In just three hours today, an estimated 6,000 volunteers from across Virginia, on foot and by boat, removed approximately 125,000 pounds of litter and debris along some 500 miles of shoreline.
The most common items found during the cleanup were plastic bottles, plastic bags, and cigarette butts. But household appliances, automobile parts and tires, and many other large, harmful items were a significant portion of the overall yield. Volunteers were also surprised by many strange finds, including a reclining chair, the door to a safe, a law enforcement ankle bracelet, and an antique kitchen sink. Among the thousands of volunteers were elected and appointed officials, including Congressman Rob Wittman and State Delegate Keith Hodges, personnel from eleven U.S. Navy installations, Scout groups, churches, small businesses, large corporations, and thousands of citizens.

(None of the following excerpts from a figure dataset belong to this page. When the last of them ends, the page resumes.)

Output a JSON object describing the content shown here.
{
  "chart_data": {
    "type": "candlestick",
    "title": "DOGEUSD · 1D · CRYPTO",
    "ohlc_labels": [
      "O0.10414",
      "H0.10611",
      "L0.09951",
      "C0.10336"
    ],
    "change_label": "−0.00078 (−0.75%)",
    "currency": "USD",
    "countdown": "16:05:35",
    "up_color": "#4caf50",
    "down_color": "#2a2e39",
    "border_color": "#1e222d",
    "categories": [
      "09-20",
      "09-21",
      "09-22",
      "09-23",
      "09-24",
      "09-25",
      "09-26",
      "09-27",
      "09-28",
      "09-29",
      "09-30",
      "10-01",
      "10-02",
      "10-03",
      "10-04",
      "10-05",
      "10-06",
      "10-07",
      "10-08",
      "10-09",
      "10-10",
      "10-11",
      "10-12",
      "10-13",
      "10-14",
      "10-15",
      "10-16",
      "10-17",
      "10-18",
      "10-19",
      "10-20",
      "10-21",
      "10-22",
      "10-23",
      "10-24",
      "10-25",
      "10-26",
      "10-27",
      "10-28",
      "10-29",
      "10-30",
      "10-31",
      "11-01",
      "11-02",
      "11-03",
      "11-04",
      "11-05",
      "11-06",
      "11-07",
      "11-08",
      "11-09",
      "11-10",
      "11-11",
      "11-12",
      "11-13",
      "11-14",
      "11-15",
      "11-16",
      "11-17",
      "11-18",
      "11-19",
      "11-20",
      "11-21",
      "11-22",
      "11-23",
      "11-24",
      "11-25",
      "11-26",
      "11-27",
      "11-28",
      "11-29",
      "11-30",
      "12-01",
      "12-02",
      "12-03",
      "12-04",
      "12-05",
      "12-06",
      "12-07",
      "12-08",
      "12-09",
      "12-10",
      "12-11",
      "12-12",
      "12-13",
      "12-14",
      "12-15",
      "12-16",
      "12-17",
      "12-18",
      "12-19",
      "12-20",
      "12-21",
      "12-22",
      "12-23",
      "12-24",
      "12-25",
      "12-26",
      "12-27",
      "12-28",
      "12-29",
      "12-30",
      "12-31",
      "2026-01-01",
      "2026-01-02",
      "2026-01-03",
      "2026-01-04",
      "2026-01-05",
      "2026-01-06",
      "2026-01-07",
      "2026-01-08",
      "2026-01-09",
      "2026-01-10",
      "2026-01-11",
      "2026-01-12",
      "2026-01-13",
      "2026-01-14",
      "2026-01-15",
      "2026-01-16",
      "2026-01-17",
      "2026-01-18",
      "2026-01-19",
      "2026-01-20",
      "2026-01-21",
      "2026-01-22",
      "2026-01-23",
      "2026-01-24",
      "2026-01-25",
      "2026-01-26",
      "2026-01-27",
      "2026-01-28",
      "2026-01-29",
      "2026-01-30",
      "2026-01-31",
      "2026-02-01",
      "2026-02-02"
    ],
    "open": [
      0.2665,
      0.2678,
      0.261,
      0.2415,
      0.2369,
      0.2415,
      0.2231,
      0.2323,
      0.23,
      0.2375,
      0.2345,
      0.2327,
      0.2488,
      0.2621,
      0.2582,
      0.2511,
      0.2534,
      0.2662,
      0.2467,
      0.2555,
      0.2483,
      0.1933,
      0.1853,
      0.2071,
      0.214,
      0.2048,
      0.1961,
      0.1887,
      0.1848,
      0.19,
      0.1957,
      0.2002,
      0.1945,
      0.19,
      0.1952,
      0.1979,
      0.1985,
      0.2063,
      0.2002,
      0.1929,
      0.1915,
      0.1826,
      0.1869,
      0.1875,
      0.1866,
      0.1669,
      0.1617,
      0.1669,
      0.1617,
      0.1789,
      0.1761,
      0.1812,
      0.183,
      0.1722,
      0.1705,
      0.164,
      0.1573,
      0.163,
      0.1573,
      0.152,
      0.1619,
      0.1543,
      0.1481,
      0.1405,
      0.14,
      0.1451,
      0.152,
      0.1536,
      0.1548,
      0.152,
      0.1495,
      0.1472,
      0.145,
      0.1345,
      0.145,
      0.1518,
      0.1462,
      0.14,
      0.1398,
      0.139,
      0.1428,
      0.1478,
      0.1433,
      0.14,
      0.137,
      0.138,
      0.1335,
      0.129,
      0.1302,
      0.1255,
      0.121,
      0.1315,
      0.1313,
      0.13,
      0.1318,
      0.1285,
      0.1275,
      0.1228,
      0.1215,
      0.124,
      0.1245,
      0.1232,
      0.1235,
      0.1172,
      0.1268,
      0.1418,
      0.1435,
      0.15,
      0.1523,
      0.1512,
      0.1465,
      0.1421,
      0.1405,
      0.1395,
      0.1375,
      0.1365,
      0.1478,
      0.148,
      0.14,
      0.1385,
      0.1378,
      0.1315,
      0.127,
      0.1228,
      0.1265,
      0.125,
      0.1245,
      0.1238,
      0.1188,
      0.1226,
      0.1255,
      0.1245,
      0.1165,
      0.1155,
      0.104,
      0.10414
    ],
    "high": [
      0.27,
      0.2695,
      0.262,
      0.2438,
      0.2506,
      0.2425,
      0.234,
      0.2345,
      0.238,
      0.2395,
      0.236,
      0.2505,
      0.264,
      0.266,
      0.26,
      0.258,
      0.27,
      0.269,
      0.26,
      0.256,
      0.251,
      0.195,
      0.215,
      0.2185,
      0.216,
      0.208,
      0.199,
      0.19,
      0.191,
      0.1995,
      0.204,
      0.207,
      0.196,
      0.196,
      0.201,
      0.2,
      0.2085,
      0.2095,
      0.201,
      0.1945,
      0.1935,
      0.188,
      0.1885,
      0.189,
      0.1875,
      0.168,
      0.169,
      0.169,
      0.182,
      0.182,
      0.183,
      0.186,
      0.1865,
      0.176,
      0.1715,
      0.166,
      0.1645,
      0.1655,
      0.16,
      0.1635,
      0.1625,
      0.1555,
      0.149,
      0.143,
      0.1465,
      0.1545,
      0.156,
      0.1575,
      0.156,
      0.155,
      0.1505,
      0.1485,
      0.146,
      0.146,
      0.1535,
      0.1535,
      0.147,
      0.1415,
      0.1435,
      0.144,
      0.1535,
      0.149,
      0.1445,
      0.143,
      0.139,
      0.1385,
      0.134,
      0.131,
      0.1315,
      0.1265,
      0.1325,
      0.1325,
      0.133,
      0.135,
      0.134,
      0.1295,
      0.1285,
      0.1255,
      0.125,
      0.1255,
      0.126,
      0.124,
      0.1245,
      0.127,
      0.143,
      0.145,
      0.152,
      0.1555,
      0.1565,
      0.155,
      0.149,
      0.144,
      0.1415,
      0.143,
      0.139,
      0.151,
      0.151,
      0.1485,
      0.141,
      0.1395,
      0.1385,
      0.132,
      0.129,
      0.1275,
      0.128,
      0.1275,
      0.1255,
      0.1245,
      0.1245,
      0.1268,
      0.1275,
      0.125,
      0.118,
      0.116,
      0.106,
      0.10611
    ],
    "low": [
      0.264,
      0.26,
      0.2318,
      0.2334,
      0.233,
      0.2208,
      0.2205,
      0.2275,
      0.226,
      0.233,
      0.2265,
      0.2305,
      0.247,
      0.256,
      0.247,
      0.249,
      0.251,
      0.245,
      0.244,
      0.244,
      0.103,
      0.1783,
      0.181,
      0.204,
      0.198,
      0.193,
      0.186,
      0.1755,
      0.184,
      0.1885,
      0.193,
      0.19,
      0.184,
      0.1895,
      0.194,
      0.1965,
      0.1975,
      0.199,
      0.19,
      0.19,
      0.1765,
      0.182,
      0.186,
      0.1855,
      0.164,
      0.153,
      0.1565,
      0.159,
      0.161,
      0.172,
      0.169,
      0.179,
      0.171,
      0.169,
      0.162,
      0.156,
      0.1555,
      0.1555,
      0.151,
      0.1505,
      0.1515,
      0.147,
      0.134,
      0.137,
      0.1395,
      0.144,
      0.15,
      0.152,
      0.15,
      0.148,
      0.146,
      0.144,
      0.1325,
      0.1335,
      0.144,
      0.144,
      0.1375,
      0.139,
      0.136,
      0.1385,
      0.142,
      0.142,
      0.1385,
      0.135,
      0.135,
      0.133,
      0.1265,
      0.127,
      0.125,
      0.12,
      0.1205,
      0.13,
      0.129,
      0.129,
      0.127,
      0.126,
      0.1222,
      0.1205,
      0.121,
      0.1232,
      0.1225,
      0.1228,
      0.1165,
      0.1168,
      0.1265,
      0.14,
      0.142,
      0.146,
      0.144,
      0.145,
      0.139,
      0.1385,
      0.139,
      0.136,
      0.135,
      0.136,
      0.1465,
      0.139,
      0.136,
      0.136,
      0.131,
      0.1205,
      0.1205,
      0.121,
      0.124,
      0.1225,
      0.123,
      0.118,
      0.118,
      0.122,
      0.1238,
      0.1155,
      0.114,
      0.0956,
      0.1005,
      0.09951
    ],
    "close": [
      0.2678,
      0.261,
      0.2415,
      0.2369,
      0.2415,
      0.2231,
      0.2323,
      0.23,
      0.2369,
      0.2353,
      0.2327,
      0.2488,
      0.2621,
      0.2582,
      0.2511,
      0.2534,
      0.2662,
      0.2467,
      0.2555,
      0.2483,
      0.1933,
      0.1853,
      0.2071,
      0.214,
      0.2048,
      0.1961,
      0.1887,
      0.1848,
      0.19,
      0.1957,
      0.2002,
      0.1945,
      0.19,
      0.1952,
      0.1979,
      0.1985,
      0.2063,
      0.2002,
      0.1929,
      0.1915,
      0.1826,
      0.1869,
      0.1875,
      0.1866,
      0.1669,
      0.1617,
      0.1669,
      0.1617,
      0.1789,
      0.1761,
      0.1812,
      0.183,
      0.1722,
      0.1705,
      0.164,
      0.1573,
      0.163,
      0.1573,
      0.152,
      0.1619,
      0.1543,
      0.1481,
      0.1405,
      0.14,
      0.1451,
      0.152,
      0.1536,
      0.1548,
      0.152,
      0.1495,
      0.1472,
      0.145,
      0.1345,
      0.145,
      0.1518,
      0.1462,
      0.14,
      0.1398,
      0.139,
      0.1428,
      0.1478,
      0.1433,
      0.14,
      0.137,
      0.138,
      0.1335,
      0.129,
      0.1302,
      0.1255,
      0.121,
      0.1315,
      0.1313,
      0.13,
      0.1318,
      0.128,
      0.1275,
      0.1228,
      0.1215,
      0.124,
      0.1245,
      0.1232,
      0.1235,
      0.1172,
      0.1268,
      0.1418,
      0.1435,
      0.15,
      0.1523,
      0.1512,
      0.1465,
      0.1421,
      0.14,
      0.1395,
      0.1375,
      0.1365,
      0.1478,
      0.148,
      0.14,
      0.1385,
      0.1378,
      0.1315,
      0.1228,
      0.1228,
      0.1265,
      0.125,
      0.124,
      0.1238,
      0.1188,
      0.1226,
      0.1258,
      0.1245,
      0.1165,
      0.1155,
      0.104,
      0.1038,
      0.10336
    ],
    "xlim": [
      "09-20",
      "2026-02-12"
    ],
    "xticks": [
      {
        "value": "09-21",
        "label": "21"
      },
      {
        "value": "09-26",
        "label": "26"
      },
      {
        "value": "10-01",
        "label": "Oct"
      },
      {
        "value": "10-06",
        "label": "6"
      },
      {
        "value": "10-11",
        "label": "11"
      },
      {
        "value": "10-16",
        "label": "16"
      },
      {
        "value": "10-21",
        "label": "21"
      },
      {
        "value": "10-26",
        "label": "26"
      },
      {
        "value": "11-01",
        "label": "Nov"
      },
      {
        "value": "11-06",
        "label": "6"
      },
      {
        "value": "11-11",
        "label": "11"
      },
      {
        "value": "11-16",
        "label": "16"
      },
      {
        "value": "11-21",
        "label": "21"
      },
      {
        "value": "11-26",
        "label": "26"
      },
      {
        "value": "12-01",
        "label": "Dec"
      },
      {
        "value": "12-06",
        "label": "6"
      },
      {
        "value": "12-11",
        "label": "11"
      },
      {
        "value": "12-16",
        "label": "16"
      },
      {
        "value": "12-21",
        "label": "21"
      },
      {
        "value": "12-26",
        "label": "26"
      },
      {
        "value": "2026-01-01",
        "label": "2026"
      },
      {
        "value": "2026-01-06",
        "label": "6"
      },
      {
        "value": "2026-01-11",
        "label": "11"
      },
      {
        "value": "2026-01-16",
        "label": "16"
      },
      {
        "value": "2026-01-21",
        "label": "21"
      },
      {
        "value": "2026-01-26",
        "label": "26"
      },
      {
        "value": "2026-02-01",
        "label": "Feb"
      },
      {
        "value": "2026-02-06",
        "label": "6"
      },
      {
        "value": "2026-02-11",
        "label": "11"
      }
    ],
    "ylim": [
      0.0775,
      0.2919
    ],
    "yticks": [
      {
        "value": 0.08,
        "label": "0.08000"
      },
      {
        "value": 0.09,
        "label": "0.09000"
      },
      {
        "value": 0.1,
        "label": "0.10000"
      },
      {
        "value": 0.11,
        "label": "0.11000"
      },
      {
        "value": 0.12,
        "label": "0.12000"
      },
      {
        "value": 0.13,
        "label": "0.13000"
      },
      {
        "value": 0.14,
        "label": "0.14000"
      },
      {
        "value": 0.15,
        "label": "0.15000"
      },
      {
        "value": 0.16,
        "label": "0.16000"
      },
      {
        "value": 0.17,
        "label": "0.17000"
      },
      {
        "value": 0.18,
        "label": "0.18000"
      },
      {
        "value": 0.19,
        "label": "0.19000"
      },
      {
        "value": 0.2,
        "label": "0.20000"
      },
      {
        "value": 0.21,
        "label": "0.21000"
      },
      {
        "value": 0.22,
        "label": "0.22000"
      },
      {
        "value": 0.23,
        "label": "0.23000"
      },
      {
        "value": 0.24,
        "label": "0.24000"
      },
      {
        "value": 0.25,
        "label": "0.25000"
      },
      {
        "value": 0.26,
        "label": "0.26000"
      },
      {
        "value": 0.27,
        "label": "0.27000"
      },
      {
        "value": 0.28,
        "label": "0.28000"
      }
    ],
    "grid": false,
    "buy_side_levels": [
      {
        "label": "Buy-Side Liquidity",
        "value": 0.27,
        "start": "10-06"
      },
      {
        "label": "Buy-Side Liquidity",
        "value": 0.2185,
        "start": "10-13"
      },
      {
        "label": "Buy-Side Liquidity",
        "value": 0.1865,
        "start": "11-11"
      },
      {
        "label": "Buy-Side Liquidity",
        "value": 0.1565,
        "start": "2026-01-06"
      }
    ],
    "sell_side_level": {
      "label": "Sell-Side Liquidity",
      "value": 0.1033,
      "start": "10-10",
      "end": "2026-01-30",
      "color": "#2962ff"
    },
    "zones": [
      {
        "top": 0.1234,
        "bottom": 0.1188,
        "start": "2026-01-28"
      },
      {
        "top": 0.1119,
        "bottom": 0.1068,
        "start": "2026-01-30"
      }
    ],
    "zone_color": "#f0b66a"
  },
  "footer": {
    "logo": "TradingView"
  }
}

Today's event began on a Bay-saving note as officials from Farm Fresh Supermarkets, one of the event sponsors, presented CBF with a check for $30,000, the proceeds from its reusable bag program, then led volunteers to pick up litter along Ocean View beaches in Norfolk.
"Farm Fresh is proud to partner with the Chesapeake Bay Foundation to help protect the natural resources that make this area such a great place to live, work and play," said Bill Parker, president of Farm Fresh. "As a longstanding member of the community, supporting Clean the Bay Day is a priority for us at Farm Fresh, and we're excited to extend our commitment to this great effort again this year."
Earlier this year, CBF received a $5,000 grant from the SeaWorld-Busch Gardens Conservation Fund to support Clean the Bay Day and CBF's oyster restoration programs. Many volunteers from Busch Gardens-Williamsburg participated in today's Clean the Bay Day, picking up debris on the Colonial Parkway near Williamsburg.
In addition to these partners, Clean the Bay Day is made possible each year by the generosity of sponsors, including CSX Transportation, the Virginia Port Authority, River Network/Anheuser-Busch, HelioSage, Volvo Penta, 94.9 The Point, 101.3 2WD, and WVEC-13 News.
Overall, 20 cities and counties throughout the state were represented at the event, with many more partner groups joining CBF for this important annual project. All of Virginia's 20 state parks within the Chesapeake Bay watershed offered cleanup sites.
"The Bay and its waterways work for us every single day, boosting our economy and quality of life," commented Tanner Council, the CBF Clean the Bay Day coordinator. "Protecting and restoring the Bay requires everyone doing their share to reduce pollution. Clean the Bay Day is a great, practical way for individuals to give a few hours back and make a big difference.
"Today we're tackling the visible pollution; what's even more challenging is addressing the pollution that's not so visible," Council noted. "If we don't continue to make progress reducing the nitrogen, phosphorus, and sediment pollution targeted by Virginia's Chesapeake Bay Clean Water Blueprint, the state's plan to restore the Bay and its rivers, we will continue to have dirty waters, human health hazards, and an economy that cannot reap the rewards of a healthy Bay."
Over the years, Clean the Bay Day has engaged more than 128,000 volunteers who have removed approximately 6 million pounds of debris from nearly 6,000 miles of shoreline. This year, organizers have noted a decrease in the overall quantity of litter, indicating that these sites are seeing sustained improvement.
To commemorate the event's 25th anniversary, CBF earlier presented Clean the Bay Day Hero Awards to honor partners who have dedicated the most years to the cleanup or made extraordinary contributions. The U.S. Navy was named a hero for its involvement from the event's inception. Localities receiving Clean the Bay Day Hero Awards were the cities of Chesapeake, Newport News, Hampton, Norfolk, Portsmouth, Suffolk, and Virginia Beach.
Citizens receiving Clean the Bay Day Hero Awards were Christopher and Donna Bennett and Mike Kirsch, all of Chesapeake; Steve Pahno and Charlene Ihrig of Virginia Beach; Sharon Smith of Norfolk; and Steve White of Williamsburg.